Important Omega 3 fatty acids include: alpha-linoleic acid (ALA), eicosapentanic acid (EPA) and docosahexanic acid (DHA).

Fish oil is a modern form of what was earlier called cod liver oil. Whereas cod liver oil, with its many qualities, contained large amounts of vitamins A and D as well as triglycerides, vitamins A and D are often extracted from fish oil so that overdosage of vitamin A due to fish oil is not possible. Modern fish oil is often prepared so the essential fatty acids can more easily be absorbed.

Omega 3 fatty acids benefit the brain and nervous system, sense of sight and the immune defence system. They activate over a 100 different genes and, not least, are beneficial to the heart.

About 20% of the brain's fat is of the Omega 3-type; and it looks as if there is a statistical connection between high intake of omega 3 fatty acids and high intelligence and prolonged life span.

A supplement of Omega 3 fatty acids is used in the treatment of a long line of diseases. A daily supplement of Omega 3 fatty acids reduces the blood level of triglycerides and increases the level of the "good" HDL cholesterol. People with an overreacting immune system (such as allergy) often can benefit from a supplement of Omega 3 fatty acids. This is because deficiency in Omega-3 fatty acids leads to a low level of the hormone-like substance, prostaglandin E3.

Flaxseed Oil
It may be of importance whether one's source of Omega-3 fatty acids is animal or vegetable. Many people, especially sufferers from allergy may have difficulty processing, for example alpha-linoleic acid from flaxseed to DHA. Therefore flaxseed oil is considered a less optimal source of Omega 3 fatty acids.

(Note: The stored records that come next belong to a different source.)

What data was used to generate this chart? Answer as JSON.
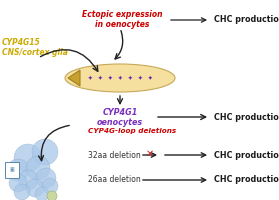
{
  "bg_color": "#ffffff",
  "cyp4g15_text": "CYP4G15\nCNS/cortex glia",
  "cyp4g15_color": "#ccaa00",
  "ectopic_text": "Ectopic expression\nin oenocytes",
  "ectopic_color": "#cc0000",
  "cyp4g1_text": "CYP4G1\noenocytes",
  "cyp4g1_color": "#7b2fbe",
  "loop_text": "CYP4G-loop deletions",
  "loop_color": "#cc0000",
  "chc_color": "#1a1a1a",
  "arrow_color": "#222222",
  "del32_text": "32aa deletion",
  "del26_text": "26aa deletion",
  "chc_text": "CHC production",
  "oenocyte_body_color": "#f5e0a0",
  "oenocyte_head_color": "#c8a030",
  "symbol_color": "#6622aa",
  "cross_color": "#cc2222",
  "protein_color": "#aac8e8",
  "protein_edge": "#88aacc"
}
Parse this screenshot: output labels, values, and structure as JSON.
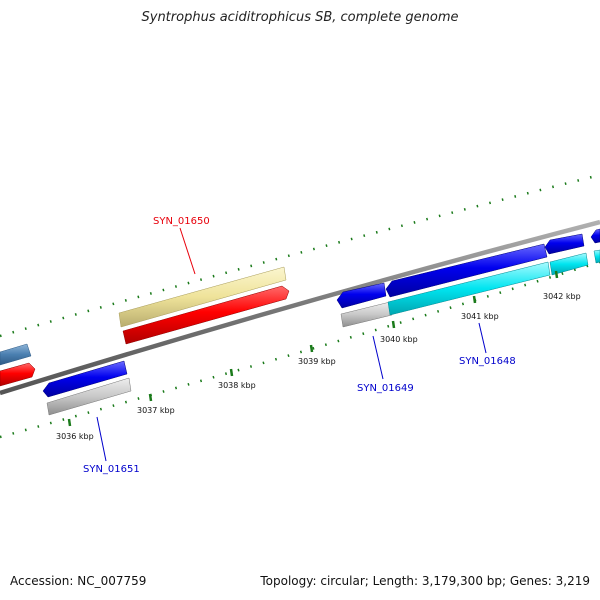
{
  "title": "Syntrophus aciditrophicus SB, complete genome",
  "footer": {
    "accession": "Accession: NC_007759",
    "stats": "Topology: circular; Length: 3,179,300 bp; Genes: 3,219"
  },
  "ticks": [
    "3036 kbp",
    "3037 kbp",
    "3038 kbp",
    "3039 kbp",
    "3040 kbp",
    "3041 kbp",
    "3042 kbp"
  ],
  "gene_labels": [
    {
      "name": "SYN_01650",
      "color": "#e8000b"
    },
    {
      "name": "SYN_01651",
      "color": "#0000cc"
    },
    {
      "name": "SYN_01649",
      "color": "#0000cc"
    },
    {
      "name": "SYN_01648",
      "color": "#0000cc"
    }
  ],
  "colors": {
    "backbone": "#808080",
    "tick_mark": "#1a7a1a",
    "cds_forward": "#ff0000",
    "cds_reverse": "#0000ee",
    "rna_yellow": "#f0e6a0",
    "cyan": "#00e5f0",
    "gray": "#c8c8c8",
    "steel_blue": "#4a7fb0"
  }
}
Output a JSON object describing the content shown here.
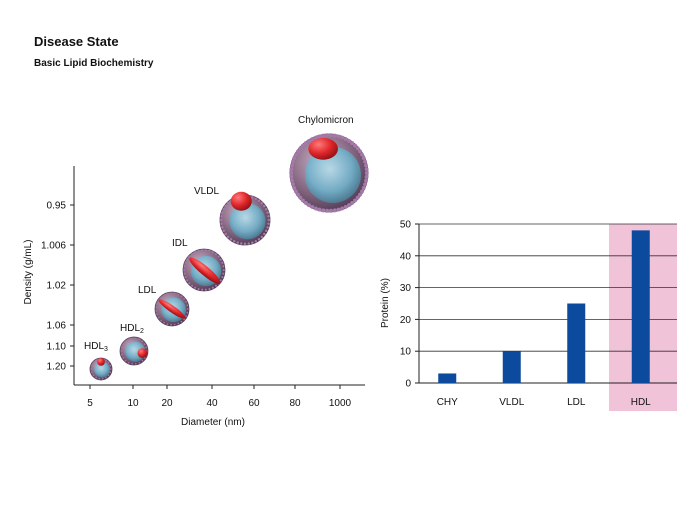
{
  "header": {
    "title": "Disease State",
    "subtitle": "Basic Lipid Biochemistry"
  },
  "colors": {
    "bar": "#0b4a9c",
    "highlight_band": "#f1c3d8",
    "particle_shell": "#8b6c86",
    "particle_core": "#6fb6d0",
    "apoprotein": "#e0262a"
  },
  "chart_data": [
    {
      "type": "scatter",
      "title": "",
      "xlabel": "Diameter (nm)",
      "ylabel": "Density (g/mL)",
      "x_scale": "log",
      "y_scale": "categorical",
      "x_ticks": [
        "5",
        "10",
        "20",
        "40",
        "60",
        "80",
        "1000"
      ],
      "y_ticks": [
        "0.95",
        "1.006",
        "1.02",
        "1.06",
        "1.10",
        "1.20"
      ],
      "points": [
        {
          "label": "HDL",
          "label_sub": "3",
          "diameter": 6,
          "density": 1.2,
          "size_rank": 1
        },
        {
          "label": "HDL",
          "label_sub": "2",
          "diameter": 10,
          "density": 1.13,
          "size_rank": 2
        },
        {
          "label": "LDL",
          "label_sub": "",
          "diameter": 22,
          "density": 1.05,
          "size_rank": 3
        },
        {
          "label": "IDL",
          "label_sub": "",
          "diameter": 35,
          "density": 1.015,
          "size_rank": 4
        },
        {
          "label": "VLDL",
          "label_sub": "",
          "diameter": 55,
          "density": 0.97,
          "size_rank": 5
        },
        {
          "label": "Chylomicron",
          "label_sub": "",
          "diameter": 1000,
          "density": 0.92,
          "size_rank": 6
        }
      ]
    },
    {
      "type": "bar",
      "title": "",
      "xlabel": "",
      "ylabel": "Protein (%)",
      "categories": [
        "CHY",
        "VLDL",
        "LDL",
        "HDL"
      ],
      "values": [
        3,
        10,
        25,
        48
      ],
      "ylim": [
        0,
        50
      ],
      "y_ticks": [
        "0",
        "10",
        "20",
        "30",
        "40",
        "50"
      ],
      "grid": true,
      "highlight_category": "HDL"
    }
  ]
}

In case of deficiency in important enzymes - such as delta-6-desaturase - the Omega-3 fatty acids cannot be converted to prostaglandins.

Omega 3:6 ratio
It is common in western countries that people's intake of Omega 6 and Omega 3 fat is disproportionate. Far too much Omega 6 is consumed compared to Omega 3. It is thought that the Omega 3:6 ratio is 1:15. It is not known precisely where it should be, but a guess is that it should be 1:3 - maybe lower.